Leukocytes and decreased left-ventricular contractility during endotoxemia in rabbits.

Abstract

We hypothesized that leukocytes contribute to decreased myocardial contractility following endotoxin infusion. To test this hypothesis, we administered endotoxin (1 mg/kg intravenously) to intact, anesthetized rabbits whose arterial blood perfused two isolated hearts at a constant pressure (75 mm Hg). One heart was perfused with blood passed through a leukocyte filter, whereas the other received unfiltered blood. Contractility of both hearts was measured every 30 min for 6 h, using the slope of the end-systolic pressure-volume relationship (Emax) and the maximum rate of change of intraventricular pressure (dP/dt(max)).
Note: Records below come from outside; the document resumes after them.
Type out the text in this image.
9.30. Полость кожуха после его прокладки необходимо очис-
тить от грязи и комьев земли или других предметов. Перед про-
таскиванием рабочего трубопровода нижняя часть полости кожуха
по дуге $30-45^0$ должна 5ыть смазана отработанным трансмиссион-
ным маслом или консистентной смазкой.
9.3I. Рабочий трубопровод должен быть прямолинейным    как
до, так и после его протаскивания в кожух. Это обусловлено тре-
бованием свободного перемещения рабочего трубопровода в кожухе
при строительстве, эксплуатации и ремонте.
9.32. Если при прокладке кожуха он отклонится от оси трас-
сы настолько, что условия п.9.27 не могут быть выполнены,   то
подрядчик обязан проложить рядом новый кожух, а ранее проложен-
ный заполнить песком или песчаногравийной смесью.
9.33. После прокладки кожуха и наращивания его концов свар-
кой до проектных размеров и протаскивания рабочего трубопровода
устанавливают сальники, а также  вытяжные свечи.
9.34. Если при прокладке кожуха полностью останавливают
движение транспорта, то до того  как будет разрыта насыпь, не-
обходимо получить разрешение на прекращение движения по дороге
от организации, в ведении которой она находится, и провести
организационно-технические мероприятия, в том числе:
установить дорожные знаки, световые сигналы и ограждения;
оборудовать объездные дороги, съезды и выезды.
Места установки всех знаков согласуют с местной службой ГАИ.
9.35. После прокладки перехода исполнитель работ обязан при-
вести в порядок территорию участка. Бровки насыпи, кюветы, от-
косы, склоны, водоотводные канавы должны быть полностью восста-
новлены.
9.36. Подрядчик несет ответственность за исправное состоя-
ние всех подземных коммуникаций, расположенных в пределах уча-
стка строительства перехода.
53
In the unfiltered hearts at 6 h, Emax decreased to 81 +/- 6% (mean +/- SEM) of baseline (p < 0.05). In the hearts perfused with leukocyte-filtered blood there was no change in Emax. Similarly, dP/dt(max) decreased 74 +/- 9% of baseline in the hearts receiving unfiltered blood (p < 0.05) but did not decrease in the hearts receiving leukocyte-filtered blood. The leukocyte filter significantly reduced the number of neutrophils in perfusing blood (p < 0.01), decreased the number of neutrophils in the heart by 77% (p < 0.01), and decreased myocardial morphometric changes (p < 0.05). A 55 +/- 18% reduction in neutrophil L-selectin expression after endotoxin infusion (p < 0.01) suggests that the neutrophils were significantly activated. We conclude that leukocytes, notably activated neutrophils, may contribute to decreased myocardial contractility during septic shock.